Sam Chown doesn't understand why people don't want to make their own music.
The Internet has changed the way music is passed around and consumed. It's opened doors for bands, and it's opened listeners' ears to new genres and anti-genres. Still, the mainstream market remains a gated communityl for many artists.
"The only way to make it as a big band is you're a guitar rock band with short songs and memorable melodies," says Sam Chown, the Austin multi-instrumentalist better known as Shmu. "Where do we fit in?" He will try to figure that out Thursday at Gasa Gasa.
Listen to the first seconds of most Shmu songs, or of Chown's other project Zorch, and it's easy to hear why those tracks aren't garnering airplay. Shmu's latest EP Chroma Key often sounds like the biggest music trends from the past six decades thrown into a blender, with the resulting concoction stranger and more impressive than anyone could anticipate. It's smart. It's groove-based, even when you can't find a steady beat.
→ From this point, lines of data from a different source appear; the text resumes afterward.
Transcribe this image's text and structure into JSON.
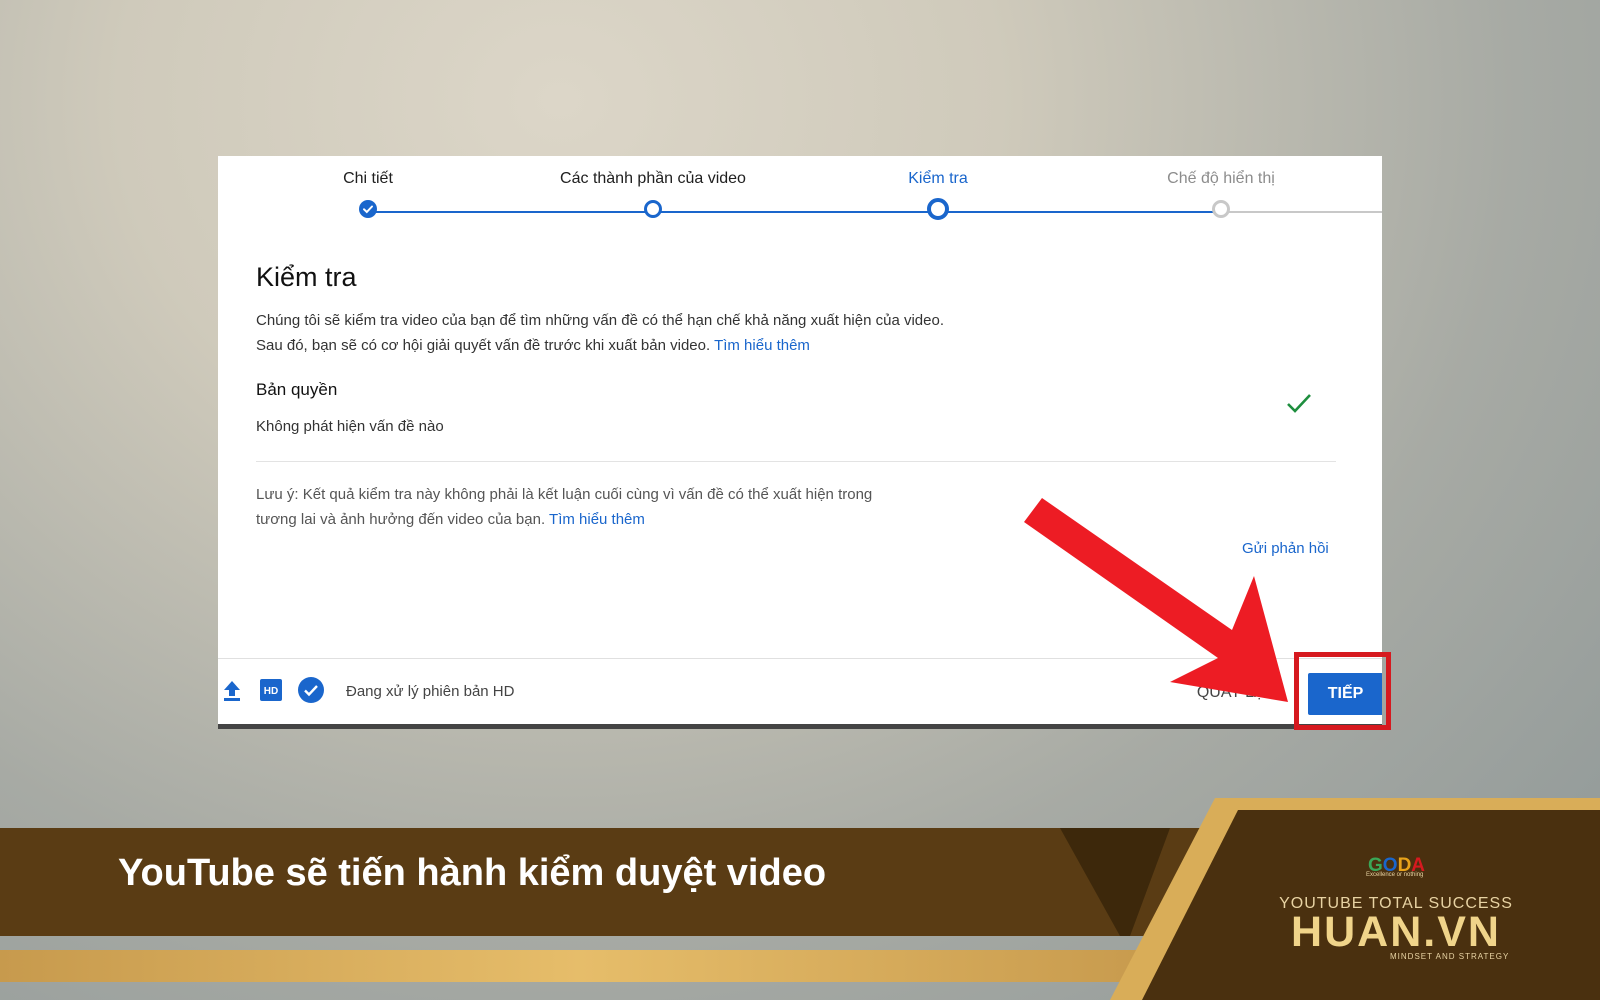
{
  "stepper": {
    "steps": [
      {
        "label": "Chi tiết",
        "state": "done"
      },
      {
        "label": "Các thành phần của video",
        "state": "done"
      },
      {
        "label": "Kiểm tra",
        "state": "active"
      },
      {
        "label": "Chế độ hiển thị",
        "state": "pending"
      }
    ]
  },
  "checks": {
    "title": "Kiểm tra",
    "description": "Chúng tôi sẽ kiểm tra video của bạn để tìm những vấn đề có thể hạn chế khả năng xuất hiện của video. Sau đó, bạn sẽ có cơ hội giải quyết vấn đề trước khi xuất bản video.",
    "learn_more": "Tìm hiểu thêm",
    "copyright_title": "Bản quyền",
    "copyright_status": "Không phát hiện vấn đề nào",
    "note": "Lưu ý: Kết quả kiểm tra này không phải là kết luận cuối cùng vì vấn đề có thể xuất hiện trong tương lai và ảnh hưởng đến video của bạn.",
    "note_learn_more": "Tìm hiểu thêm",
    "feedback": "Gửi phản hồi"
  },
  "footer": {
    "status": "Đang xử lý phiên bản HD",
    "back_label": "QUAY LẠI",
    "next_label": "TIẾP"
  },
  "banner": {
    "title": "YouTube sẽ tiến hành kiểm duyệt video",
    "logo_small": "GODA",
    "logo_small_tagline": "Excellence or nothing",
    "brand_tagline": "YOUTUBE TOTAL SUCCESS",
    "brand_name": "HUAN.VN",
    "brand_sub": "MINDSET AND STRATEGY"
  },
  "colors": {
    "accent": "#1a66cc",
    "success": "#1e8e3e",
    "highlight": "#d6191f",
    "banner_bg": "#5a3c14",
    "gold": "#e6bd6a"
  }
}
It's lovely, but it takes a second to hit you. When it does, the sprawling possibilities riding each effects-soaked sound wave feel new and refreshing. "It's not just noise," Chown says. He's perturbed by, but not opposed to, the "experimental" label often applied to his different projects. "Experimental is a word used for people new to music outside of what they're used to."
Chown's outlook is hard to argue with. The indie scene can be tiring, and trends have more influence than contrarian bloggers are willing to admit. Chown specifically names guitar rock, though he's not against the genre as a whole. "What's the point?" he says, slightly exasperated. "Why not do something fresh and interesting?"
Chown may sound bitter, but Shmu's antagonism isn't bred from a jealous or covetous place. He won't end up on the radio because he doesn't want to be on the radio. The pop melodies hidden within the neurotic layers of Chroma Key and Shmu's other works prove he could likely write a college radio hit, but that's not the mission, and it hasn't been for the decade or so Shmu has been making music.
He's followed in the footsteps of classic weirdos before him, including Animal Collective member Panda Bear, a songwriting influence for Chown. The two artists' music share a lot. Much of it is sample-based and touches on music's past while maintaining off-kilter pop melodies, but it's hardly formulaic. Sometimes Chown takes old songs and makes them playable on a drum machine. Other times, the approach is not so clear cut, but it always comes from a personal place. He reiterates multiple times that he's doing what he wants to do — a simple mantra that he actually seems to live. "That's what, to me, music is all about," he says. "Expressing emotionally, but making sounds that need to be made."
Shmu opens for Caddywhompus Wednesday night at Mud and Water in Baton Rouge. They play Thursday night at Gasa Gasa with Ben Jones, Natural Blonde and Baby Boy.